Roast pork, avocado and spinach salad
Serves: 8 Preparation: 15 min Cook: 90 min
- Heat 2 teaspoons oil in a large frying pan over medium heat. Add onion and garlic. Cook, stirring occasionally, for 3 to 4 minutes or until onion has softened. Add pistachios and cranberries. Cook, stirring, for 2 minutes. Add breadcrumbs. Cook, stirring, for 4 to 5 minutes or until lightly toasted. Remove from heat. Stir through oregano, orange rind, orange juice and egg.

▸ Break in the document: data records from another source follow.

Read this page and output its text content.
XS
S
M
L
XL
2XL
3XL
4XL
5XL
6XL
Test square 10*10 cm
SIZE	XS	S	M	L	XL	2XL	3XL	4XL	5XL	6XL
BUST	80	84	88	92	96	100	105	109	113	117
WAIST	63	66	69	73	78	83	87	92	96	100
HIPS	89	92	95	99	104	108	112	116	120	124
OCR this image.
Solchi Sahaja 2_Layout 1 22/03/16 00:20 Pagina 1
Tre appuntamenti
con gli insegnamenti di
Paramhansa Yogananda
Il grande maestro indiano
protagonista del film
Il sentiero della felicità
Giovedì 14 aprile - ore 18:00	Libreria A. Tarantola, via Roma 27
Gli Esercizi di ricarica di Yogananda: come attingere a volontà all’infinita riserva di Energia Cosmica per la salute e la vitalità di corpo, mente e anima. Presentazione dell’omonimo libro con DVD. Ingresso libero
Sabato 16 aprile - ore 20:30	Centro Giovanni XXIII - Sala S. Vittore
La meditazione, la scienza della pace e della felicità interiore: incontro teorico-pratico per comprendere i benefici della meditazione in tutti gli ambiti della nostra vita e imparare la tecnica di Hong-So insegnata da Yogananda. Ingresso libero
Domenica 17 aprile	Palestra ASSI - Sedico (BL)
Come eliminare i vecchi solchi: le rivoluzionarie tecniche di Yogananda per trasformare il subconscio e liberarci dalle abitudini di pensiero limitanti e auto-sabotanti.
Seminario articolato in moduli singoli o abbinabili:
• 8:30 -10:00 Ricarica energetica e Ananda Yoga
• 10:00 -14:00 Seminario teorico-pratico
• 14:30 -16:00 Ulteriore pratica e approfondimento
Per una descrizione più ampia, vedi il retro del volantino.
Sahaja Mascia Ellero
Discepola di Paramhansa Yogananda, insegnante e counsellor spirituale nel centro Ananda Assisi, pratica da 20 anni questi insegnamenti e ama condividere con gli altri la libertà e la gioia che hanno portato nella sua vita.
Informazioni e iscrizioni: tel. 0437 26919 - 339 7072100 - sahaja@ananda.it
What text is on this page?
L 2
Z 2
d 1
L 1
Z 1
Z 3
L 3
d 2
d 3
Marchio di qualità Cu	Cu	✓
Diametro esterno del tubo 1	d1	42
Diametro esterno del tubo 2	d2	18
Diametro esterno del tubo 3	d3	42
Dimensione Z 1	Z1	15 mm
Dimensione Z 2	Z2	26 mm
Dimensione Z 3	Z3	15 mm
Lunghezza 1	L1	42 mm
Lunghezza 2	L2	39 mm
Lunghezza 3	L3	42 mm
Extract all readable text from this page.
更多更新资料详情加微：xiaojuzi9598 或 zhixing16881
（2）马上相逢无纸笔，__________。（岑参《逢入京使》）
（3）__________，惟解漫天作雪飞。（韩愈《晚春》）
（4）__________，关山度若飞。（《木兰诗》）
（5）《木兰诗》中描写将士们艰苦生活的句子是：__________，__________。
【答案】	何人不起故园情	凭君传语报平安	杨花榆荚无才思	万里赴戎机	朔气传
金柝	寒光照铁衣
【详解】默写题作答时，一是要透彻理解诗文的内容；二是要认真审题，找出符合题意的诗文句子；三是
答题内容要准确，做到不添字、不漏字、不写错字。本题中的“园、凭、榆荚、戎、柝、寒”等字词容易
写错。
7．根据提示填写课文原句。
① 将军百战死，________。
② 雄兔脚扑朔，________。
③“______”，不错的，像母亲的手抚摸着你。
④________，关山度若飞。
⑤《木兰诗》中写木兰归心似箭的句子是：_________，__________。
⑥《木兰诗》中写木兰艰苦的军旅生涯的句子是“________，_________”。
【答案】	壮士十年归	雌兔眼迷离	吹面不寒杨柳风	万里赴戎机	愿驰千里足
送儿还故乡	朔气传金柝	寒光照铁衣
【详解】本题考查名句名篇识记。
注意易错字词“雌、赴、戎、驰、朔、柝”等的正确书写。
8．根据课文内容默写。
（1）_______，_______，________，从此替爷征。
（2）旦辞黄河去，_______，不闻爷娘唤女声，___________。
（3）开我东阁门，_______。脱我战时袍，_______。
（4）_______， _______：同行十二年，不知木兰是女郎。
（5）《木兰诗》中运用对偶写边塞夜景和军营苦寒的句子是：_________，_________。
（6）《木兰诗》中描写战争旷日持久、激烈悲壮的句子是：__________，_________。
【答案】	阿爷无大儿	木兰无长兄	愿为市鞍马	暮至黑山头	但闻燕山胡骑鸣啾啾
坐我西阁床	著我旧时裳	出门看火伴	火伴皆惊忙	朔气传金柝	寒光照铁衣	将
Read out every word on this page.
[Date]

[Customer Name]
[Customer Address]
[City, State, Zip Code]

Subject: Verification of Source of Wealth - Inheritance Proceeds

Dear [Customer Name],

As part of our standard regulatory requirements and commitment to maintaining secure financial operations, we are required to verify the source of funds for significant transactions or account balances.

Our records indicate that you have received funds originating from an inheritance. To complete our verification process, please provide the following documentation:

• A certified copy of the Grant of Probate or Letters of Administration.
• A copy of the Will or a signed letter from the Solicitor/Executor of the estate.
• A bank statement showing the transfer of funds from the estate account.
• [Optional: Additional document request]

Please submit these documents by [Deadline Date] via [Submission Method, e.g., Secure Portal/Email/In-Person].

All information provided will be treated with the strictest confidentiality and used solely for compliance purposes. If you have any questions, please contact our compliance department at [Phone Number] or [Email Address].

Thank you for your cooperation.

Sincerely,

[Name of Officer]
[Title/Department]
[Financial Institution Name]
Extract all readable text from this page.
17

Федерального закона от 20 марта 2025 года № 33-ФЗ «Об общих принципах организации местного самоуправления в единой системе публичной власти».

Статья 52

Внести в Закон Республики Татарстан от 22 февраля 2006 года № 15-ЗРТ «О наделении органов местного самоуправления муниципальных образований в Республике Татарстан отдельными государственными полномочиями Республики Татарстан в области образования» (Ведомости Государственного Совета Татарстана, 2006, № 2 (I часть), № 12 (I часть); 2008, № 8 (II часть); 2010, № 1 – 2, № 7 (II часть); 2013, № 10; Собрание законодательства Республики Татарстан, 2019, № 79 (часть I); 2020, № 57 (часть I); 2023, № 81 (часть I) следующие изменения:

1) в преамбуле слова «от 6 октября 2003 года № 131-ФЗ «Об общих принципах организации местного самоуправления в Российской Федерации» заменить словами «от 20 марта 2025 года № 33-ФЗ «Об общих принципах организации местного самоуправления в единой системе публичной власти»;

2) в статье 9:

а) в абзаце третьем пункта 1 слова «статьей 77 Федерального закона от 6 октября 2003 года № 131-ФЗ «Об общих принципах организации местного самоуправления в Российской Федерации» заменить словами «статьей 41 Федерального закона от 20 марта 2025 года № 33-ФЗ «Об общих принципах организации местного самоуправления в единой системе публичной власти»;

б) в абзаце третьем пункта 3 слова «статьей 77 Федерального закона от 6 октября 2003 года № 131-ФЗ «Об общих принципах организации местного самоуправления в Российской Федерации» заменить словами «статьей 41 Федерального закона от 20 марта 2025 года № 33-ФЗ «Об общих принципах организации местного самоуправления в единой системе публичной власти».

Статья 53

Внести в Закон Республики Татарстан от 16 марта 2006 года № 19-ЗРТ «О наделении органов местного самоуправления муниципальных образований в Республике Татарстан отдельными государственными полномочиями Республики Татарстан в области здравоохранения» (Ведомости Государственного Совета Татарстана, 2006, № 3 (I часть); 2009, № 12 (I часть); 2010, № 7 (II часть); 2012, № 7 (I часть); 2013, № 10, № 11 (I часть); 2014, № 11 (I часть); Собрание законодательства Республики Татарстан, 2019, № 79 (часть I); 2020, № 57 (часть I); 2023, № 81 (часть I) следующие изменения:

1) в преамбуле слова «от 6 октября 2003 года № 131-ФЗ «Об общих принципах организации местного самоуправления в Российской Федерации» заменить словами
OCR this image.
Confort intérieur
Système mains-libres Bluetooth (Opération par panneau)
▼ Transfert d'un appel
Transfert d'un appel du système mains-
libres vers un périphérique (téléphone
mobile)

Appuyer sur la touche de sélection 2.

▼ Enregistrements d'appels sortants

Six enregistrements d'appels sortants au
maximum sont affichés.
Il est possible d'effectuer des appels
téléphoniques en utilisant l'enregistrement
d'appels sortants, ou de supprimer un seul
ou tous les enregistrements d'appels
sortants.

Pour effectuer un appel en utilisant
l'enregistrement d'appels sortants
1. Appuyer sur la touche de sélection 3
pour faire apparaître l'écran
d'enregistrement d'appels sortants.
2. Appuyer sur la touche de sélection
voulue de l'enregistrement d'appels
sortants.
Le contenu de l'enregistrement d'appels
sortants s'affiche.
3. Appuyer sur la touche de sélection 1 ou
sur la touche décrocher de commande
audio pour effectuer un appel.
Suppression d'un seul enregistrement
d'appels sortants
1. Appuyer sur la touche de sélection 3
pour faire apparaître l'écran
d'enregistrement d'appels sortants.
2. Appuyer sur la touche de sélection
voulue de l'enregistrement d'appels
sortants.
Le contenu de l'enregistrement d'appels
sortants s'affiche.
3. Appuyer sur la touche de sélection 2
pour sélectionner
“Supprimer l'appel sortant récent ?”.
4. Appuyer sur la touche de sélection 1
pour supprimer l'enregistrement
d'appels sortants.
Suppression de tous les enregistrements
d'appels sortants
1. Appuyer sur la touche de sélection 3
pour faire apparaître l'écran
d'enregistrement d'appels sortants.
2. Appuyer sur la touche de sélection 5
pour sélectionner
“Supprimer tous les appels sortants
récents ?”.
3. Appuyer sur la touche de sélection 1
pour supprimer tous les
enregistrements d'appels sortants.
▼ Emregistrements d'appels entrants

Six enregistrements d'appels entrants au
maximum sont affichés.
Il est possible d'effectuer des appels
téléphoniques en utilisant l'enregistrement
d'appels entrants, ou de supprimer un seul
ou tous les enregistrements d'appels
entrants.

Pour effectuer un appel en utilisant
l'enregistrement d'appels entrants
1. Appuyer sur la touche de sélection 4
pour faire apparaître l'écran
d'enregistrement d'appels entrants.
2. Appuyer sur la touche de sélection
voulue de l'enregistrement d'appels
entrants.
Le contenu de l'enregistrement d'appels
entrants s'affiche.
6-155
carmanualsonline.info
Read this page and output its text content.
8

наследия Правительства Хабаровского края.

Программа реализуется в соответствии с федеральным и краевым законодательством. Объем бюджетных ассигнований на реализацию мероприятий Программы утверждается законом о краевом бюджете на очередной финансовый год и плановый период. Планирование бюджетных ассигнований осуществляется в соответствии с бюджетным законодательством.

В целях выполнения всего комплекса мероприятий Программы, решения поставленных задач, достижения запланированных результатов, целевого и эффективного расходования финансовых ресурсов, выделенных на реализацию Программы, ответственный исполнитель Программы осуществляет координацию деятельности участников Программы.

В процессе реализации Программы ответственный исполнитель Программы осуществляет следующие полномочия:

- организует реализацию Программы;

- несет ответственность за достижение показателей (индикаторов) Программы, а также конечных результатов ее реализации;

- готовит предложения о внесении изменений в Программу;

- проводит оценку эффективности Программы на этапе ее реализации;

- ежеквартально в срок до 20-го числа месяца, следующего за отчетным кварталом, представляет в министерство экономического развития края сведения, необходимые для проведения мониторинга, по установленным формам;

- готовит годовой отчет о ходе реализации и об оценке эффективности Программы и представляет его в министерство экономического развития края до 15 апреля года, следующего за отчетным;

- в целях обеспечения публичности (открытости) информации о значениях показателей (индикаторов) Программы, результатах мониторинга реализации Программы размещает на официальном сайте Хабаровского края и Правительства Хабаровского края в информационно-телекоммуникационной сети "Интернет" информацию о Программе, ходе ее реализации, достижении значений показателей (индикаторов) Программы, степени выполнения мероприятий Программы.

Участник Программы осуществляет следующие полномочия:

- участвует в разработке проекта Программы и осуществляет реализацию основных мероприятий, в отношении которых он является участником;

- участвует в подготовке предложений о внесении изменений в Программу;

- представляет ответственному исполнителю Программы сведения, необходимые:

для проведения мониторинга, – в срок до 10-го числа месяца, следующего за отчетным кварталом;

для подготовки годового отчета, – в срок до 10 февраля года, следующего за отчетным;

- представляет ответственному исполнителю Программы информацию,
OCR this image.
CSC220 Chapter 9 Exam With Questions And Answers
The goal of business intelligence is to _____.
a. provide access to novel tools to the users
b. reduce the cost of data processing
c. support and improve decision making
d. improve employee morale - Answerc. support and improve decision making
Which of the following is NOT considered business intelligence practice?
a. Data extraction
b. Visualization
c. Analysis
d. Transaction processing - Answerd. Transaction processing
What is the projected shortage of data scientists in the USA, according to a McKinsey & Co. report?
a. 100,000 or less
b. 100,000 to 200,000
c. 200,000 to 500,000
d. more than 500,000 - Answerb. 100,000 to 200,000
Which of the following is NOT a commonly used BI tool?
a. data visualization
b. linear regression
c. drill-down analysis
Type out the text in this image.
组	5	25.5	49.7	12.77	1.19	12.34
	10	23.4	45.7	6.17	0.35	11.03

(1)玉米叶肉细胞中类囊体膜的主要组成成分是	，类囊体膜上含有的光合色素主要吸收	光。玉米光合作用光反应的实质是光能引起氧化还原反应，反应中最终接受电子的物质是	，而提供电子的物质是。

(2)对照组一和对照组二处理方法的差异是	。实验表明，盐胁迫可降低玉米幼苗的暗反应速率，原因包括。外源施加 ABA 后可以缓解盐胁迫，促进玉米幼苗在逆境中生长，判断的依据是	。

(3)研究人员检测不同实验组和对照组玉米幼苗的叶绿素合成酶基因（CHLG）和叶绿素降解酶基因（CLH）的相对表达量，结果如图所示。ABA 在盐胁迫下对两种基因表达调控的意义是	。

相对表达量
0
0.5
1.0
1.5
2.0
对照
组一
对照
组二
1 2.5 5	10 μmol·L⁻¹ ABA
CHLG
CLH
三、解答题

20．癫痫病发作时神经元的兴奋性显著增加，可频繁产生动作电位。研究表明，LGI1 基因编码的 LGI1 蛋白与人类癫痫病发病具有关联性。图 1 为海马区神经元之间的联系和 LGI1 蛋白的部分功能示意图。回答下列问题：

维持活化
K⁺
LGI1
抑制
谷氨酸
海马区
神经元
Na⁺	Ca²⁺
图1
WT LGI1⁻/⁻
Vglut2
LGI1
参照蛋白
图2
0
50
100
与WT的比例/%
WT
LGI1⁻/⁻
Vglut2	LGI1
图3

- Preheat oven to 200°C/180°C fan-forced. Line a roasting pan with baking paper. Untie pork shoulder and unroll. Place, fat-side down, on a chopping board. Place stuffing along centre. Roll up pork to enclose filling.
- Using kitchen string, tie pork at 4cm intervals to secure. Place in prepared roasting pan. Brush with remaining oil. Rub with salt. Season with pepper. Roast for 30 minutes. Reduce oven temperature to 180°C/160°C fan-forced. Roast for 1 hour or until juices run clear when pierced with a skewer. Set aside to cool.
- To serve: Stand pork at room temperature for 10 to 15 minutes. Thinly slice. Place in a bowl with spinach, avocado and cucumber. Toss to combine. Serve.